HR consultant Solange Charas has served on for-profit boards and advised management teams that engaged with boards. For a long time, she was puzzled about what makes a board effective. As part of her Ph.D. research, she interviewed directors at 22 small- to medium-sized publicly traded companies about their board practices and dynamics. Half the companies had received above-average rankings for governance quality from an international ratings organization, while the other half had received below-average rankings.

The differences came down to two issues: how they handled conflict and how broadly they searched when they needed to fill vacancies. Her findings, summarized in her posting on the HBR blog, seem to me to be equally true of nonprofit boards and of teams in all types of workplaces.

Words have power

Your mother was right: in a disagreement, keep the focus on the issue, not the person. Charas found that there were two kinds of conflict, each with a very different effect on board performance.

  • Cognitive conflict was task-oriented. The conversation was about how to do things to get the best results. People said things like “I don't think your idea will work.” “Maybe we need to look at it a different way.” “Have you thought of this?” Directors offered and encouraged others to offer creative, positive solutions and different points of view.
  • Affective conflict, by contrast, was emotionally oriented. It highlighted personal differences or shortcomings. In affective conflict, people used language like “I don’t think you have good ideas and you don’t understand the issue.” You can imagine the results – the more volatile people attacked in return, while the quieter ones shut down. Charas concluded that this kind of conflict destroyed any chance of creating value.

The highest-performing boards had two conflict-related traits: a fairly high level of conflict and the ability to keep that conflict at the cognitive level.

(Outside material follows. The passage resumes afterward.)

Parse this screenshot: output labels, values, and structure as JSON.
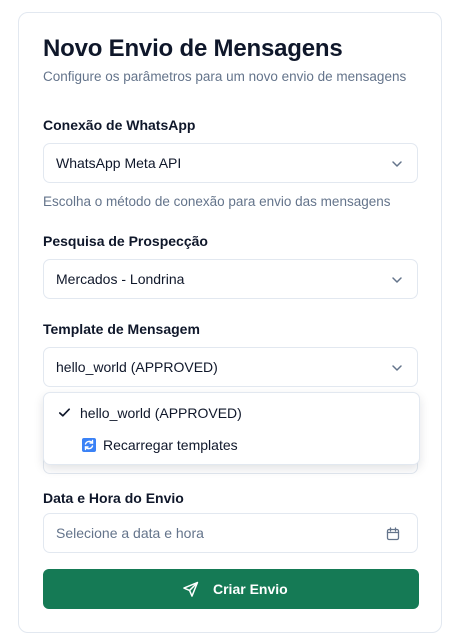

She discovered an unexpected benefit too – boards with higher levels of cognitive conflict and the ability to turn affective conflict towards a cognitive approach had nearly half the attrition of boards where affective conflict was the norm (13% vs. 24%).

Don’t recruit your friends

Charas also found that board governance quality correlated with whether or not directors had known one another fairly well before joining the board. Her study showed that close to 70% of high-governance-board directors were “strangers” when they joined their board, while only 25% of directors recruited to low-governance boards were unknown.

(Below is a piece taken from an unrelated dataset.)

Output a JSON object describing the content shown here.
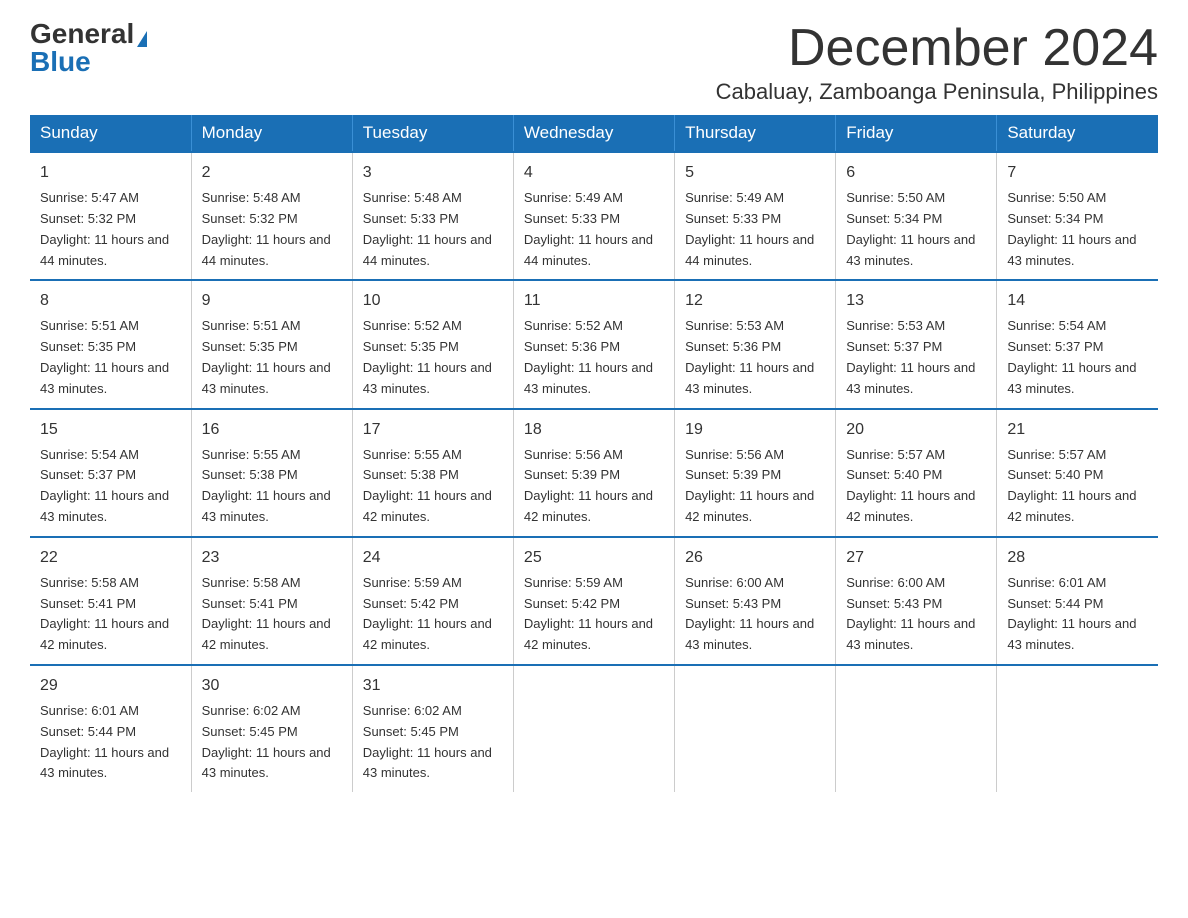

When directors had congenial relationships before their board involvement, she hypothesized, they wanted to keep the friendship intact. They supported their buddies in affective conflicts. When they didn’t see each other outside the boardroom, there was more attention to keeping their work environment (the board room) productive. That made them more willing to call a halt to affective conflict, and approach competing ideas in a more cognitive style for the sake of getting things done well in the brief time they were together.

Tips for better teams

Charas’ four tips for creating good boards apply equally to the task of building good teams. Here they are in her own words.

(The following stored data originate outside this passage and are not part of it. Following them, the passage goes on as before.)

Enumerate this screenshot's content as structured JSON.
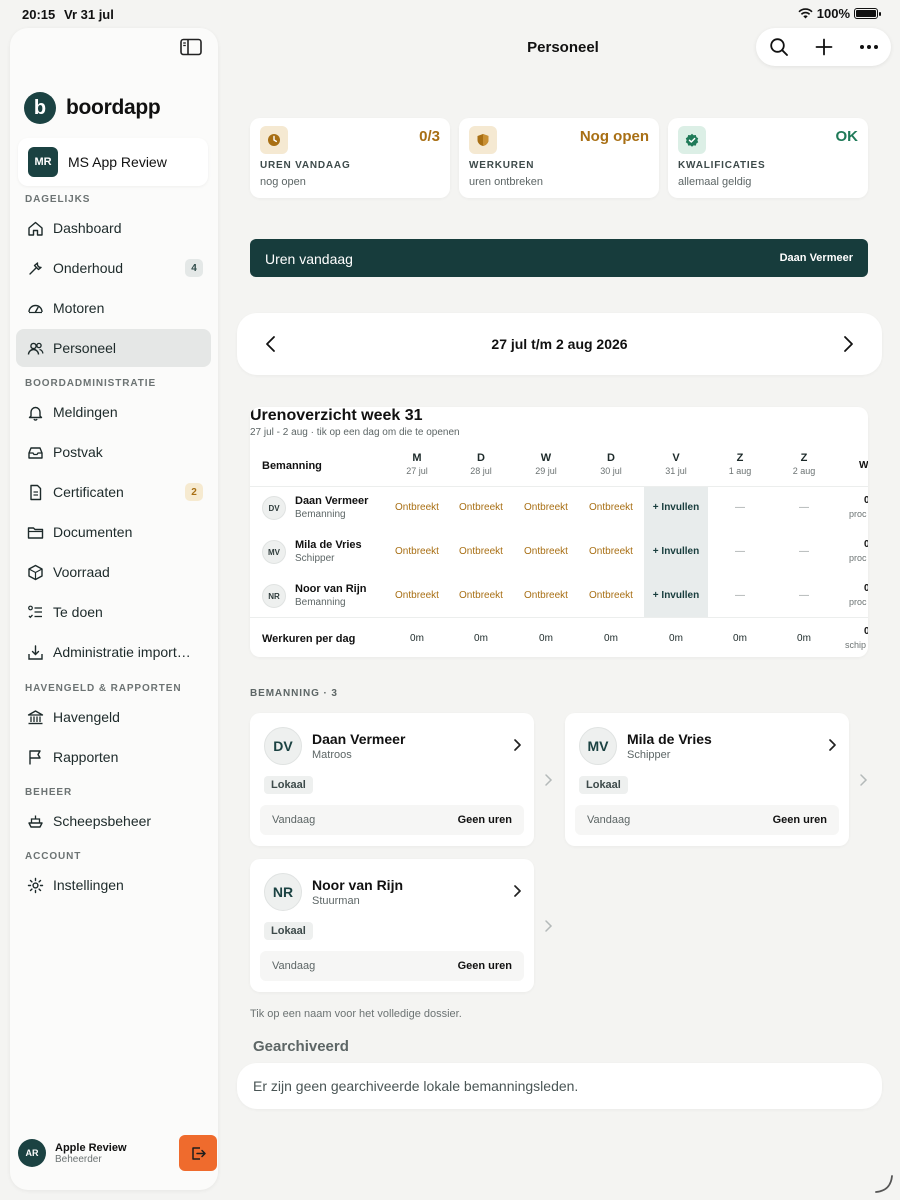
{
  "status_bar": {
    "time": "20:15",
    "date": "Vr 31 jul",
    "battery": "100%"
  },
  "sidebar": {
    "brand": "boordapp",
    "brand_logo": "b",
    "ship": {
      "initials": "MR",
      "name": "MS App Review"
    },
    "sections": {
      "daily": "DAGELIJKS",
      "admin": "BOORDADMINISTRATIE",
      "harbor": "HAVENGELD & RAPPORTEN",
      "manage": "BEHEER",
      "account": "ACCOUNT"
    },
    "items": [
      {
        "label": "Dashboard",
        "icon": "home-icon"
      },
      {
        "label": "Onderhoud",
        "icon": "wrench-icon",
        "badge": "4"
      },
      {
        "label": "Motoren",
        "icon": "gauge-icon"
      },
      {
        "label": "Personeel",
        "icon": "people-icon",
        "active": true
      },
      {
        "label": "Meldingen",
        "icon": "bell-icon"
      },
      {
        "label": "Postvak",
        "icon": "inbox-icon"
      },
      {
        "label": "Certificaten",
        "icon": "document-icon",
        "badge": "2"
      },
      {
        "label": "Documenten",
        "icon": "folder-icon"
      },
      {
        "label": "Voorraad",
        "icon": "box-icon"
      },
      {
        "label": "Te doen",
        "icon": "checklist-icon"
      },
      {
        "label": "Administratie import…",
        "icon": "import-icon"
      },
      {
        "label": "Havengeld",
        "icon": "bank-icon"
      },
      {
        "label": "Rapporten",
        "icon": "flag-icon"
      },
      {
        "label": "Scheepsbeheer",
        "icon": "ship-icon"
      },
      {
        "label": "Instellingen",
        "icon": "gear-icon"
      }
    ],
    "user": {
      "initials": "AR",
      "name": "Apple Review",
      "role": "Beheerder"
    }
  },
  "header": {
    "title": "Personeel"
  },
  "stats": [
    {
      "value": "0/3",
      "label": "UREN VANDAAG",
      "sub": "nog open",
      "color": "#a86f14",
      "icon": "clock-icon"
    },
    {
      "value": "Nog open",
      "label": "WERKUREN",
      "sub": "uren ontbreken",
      "color": "#a86f14",
      "icon": "shield-icon"
    },
    {
      "value": "OK",
      "label": "KWALIFICATIES",
      "sub": "allemaal geldig",
      "color": "#1f7a58",
      "icon": "check-shield-icon"
    }
  ],
  "banner": {
    "title": "Uren vandaag",
    "user": "Daan Vermeer"
  },
  "week_nav": {
    "label": "27 jul t/m 2 aug 2026"
  },
  "hours": {
    "title": "Urenoverzicht week 31",
    "subtitle": "27 jul - 2 aug · tik op een dag om die te openen",
    "name_header": "Bemanning",
    "days": [
      {
        "letter": "M",
        "date": "27 jul"
      },
      {
        "letter": "D",
        "date": "28 jul"
      },
      {
        "letter": "W",
        "date": "29 jul"
      },
      {
        "letter": "D",
        "date": "30 jul"
      },
      {
        "letter": "V",
        "date": "31 jul"
      },
      {
        "letter": "Z",
        "date": "1 aug"
      },
      {
        "letter": "Z",
        "date": "2 aug"
      }
    ],
    "edge_header": "W",
    "rows": [
      {
        "initials": "DV",
        "name": "Daan Vermeer",
        "role": "Bemanning",
        "cells": [
          "Ontbreekt",
          "Ontbreekt",
          "Ontbreekt",
          "Ontbreekt",
          "+ Invullen",
          "—",
          "—"
        ],
        "edge": "0",
        "edge_sub": "proc"
      },
      {
        "initials": "MV",
        "name": "Mila de Vries",
        "role": "Schipper",
        "cells": [
          "Ontbreekt",
          "Ontbreekt",
          "Ontbreekt",
          "Ontbreekt",
          "+ Invullen",
          "—",
          "—"
        ],
        "edge": "0",
        "edge_sub": "proc"
      },
      {
        "initials": "NR",
        "name": "Noor van Rijn",
        "role": "Bemanning",
        "cells": [
          "Ontbreekt",
          "Ontbreekt",
          "Ontbreekt",
          "Ontbreekt",
          "+ Invullen",
          "—",
          "—"
        ],
        "edge": "0",
        "edge_sub": "proc"
      }
    ],
    "sum_label": "Werkuren per dag",
    "sums": [
      "0m",
      "0m",
      "0m",
      "0m",
      "0m",
      "0m",
      "0m"
    ],
    "sum_edge": "0",
    "sum_edge_sub": "schip"
  },
  "crew": {
    "heading": "BEMANNING · 3",
    "cards": [
      {
        "initials": "DV",
        "name": "Daan Vermeer",
        "role": "Matroos",
        "tag": "Lokaal",
        "today": "Vandaag",
        "hours": "Geen uren"
      },
      {
        "initials": "MV",
        "name": "Mila de Vries",
        "role": "Schipper",
        "tag": "Lokaal",
        "today": "Vandaag",
        "hours": "Geen uren"
      },
      {
        "initials": "NR",
        "name": "Noor van Rijn",
        "role": "Stuurman",
        "tag": "Lokaal",
        "today": "Vandaag",
        "hours": "Geen uren"
      }
    ],
    "hint": "Tik op een naam voor het volledige dossier."
  },
  "archived": {
    "title": "Gearchiveerd",
    "empty": "Er zijn geen gearchiveerde lokale bemanningsleden."
  }
}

  • Recruit the best people you can by casting a wide net beyond your personal network.
  • Screen directors [and staff applicants] not just for professional capital, but also for behavioral characteristics and “fit” to your boardroom [or workplace] culture.
  • Address affective conflict as soon as it arises – easier done if you don’t fear the consequence of damaging a prior relationship.
  • Don't be afraid of cognitive conflict – embrace it as a source of innovation and creativity in problem solving.